In [None]:
#Quick cell to make jupyter notebook use the full screen width
from IPython.core.display import display, HTML
display(HTML("<style>.container { width:100% !important; }</style>"))

In [None]:
#Some plotting libraries
import matplotlib.pyplot as plt
%matplotlib notebook
from bokeh.plotting import show, save, output_notebook, output_file
from bokeh.resources import INLINE 
output_notebook(resources=INLINE)

In [None]:
from src import workflow
from src.data import Dataset

## First step of the embedding: CountVectorize

We are going to vectorize our data and look at the number of categorical values they have in common.  A useful thing to do here is to require each row to have a minimum support before being included.  Filtering this early, will ensure indices line up later on.


In [None]:
beer_style_dset = Dataset.load("beer_style_reviewers")
beer_style_dset.metadata

In [None]:
beer_style = beer_style_dset.data
beer_style.review_profilename_list


This step turns a sequence of space seperated text into a sparse matrix of counts.  One row per row of our data frame and one column per unique token that appeared in our categorical field of interest.

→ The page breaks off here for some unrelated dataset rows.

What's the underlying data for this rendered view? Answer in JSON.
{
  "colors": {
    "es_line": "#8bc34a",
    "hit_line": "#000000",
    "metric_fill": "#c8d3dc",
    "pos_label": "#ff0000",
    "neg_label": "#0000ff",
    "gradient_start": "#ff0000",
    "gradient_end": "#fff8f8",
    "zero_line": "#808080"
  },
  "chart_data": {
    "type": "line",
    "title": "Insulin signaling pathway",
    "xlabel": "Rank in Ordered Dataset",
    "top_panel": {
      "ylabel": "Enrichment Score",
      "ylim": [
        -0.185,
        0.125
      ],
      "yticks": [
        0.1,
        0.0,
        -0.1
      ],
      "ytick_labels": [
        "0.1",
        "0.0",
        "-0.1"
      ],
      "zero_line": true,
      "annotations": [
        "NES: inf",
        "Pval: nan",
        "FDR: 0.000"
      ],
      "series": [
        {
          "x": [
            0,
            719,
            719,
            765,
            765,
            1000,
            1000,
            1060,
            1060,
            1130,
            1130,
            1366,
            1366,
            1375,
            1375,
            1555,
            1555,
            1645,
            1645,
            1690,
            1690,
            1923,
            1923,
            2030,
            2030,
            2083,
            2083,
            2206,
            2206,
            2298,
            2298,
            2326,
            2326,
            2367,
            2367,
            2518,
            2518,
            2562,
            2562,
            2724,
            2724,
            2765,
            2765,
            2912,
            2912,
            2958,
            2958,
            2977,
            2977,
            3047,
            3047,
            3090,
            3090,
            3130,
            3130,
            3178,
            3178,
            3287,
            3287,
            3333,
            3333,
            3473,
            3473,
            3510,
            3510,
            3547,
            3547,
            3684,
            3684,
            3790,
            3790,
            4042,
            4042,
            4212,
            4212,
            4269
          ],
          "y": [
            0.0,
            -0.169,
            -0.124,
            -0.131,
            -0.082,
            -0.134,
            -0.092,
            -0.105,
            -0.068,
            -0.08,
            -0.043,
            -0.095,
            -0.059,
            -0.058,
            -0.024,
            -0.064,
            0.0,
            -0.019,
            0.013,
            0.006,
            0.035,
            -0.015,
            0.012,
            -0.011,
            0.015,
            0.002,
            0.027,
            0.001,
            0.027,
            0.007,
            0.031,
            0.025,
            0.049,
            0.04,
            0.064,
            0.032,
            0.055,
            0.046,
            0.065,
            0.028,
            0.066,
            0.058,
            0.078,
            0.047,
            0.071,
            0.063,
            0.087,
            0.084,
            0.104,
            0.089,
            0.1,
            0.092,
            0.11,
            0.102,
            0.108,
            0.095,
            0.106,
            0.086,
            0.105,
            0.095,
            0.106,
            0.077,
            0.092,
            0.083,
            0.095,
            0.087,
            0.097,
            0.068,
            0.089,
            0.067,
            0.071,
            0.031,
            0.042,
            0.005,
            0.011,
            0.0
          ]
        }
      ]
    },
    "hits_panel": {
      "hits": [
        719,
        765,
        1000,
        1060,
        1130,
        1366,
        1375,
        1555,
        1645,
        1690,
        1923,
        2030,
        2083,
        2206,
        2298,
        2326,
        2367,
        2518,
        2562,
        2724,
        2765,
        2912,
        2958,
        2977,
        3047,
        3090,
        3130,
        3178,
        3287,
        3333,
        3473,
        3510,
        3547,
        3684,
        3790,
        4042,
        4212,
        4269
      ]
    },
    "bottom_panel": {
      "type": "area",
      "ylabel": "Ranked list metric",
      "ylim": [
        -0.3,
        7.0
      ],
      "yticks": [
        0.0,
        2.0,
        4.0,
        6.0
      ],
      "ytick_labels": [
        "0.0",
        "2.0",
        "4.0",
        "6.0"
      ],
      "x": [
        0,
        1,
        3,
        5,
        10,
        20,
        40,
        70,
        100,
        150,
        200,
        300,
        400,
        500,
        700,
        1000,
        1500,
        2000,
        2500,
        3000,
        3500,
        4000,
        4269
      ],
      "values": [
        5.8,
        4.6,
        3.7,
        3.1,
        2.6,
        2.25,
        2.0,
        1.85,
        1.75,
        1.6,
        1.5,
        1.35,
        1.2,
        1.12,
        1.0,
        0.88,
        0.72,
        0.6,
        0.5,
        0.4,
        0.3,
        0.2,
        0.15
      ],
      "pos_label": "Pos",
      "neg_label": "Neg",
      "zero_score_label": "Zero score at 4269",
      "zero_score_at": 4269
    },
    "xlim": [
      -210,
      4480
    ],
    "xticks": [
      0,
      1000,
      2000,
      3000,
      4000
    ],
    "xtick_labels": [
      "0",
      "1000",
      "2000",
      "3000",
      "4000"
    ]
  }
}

If we want to deal with sets (i.e. just presence or absence of a category) use:<BR>
`beer_by_authors_vectorizer = CountVectorizer(binary=True)`<BR>
If we think counts should matter we might use:<BR>
`beer_by_authors_vectorizer = CountVectorizer()`<BR>
or if we want to correct for very unbalanced column frequencies:<BR>
`beer_by_authors_vectorizer = TfidfVectorizer()`<BR>
    
We use `min_df=10` in our CountVectorize to only count reviewers who have reviewed at least 10 beers.


In [None]:
from sklearn.feature_extraction.text import CountVectorizer

style_by_authors_vectorizer = CountVectorizer(binary=True, min_df=10)
style_by_authors = style_by_authors_vectorizer.fit_transform(beer_style.review_profilename_list)
style_by_authors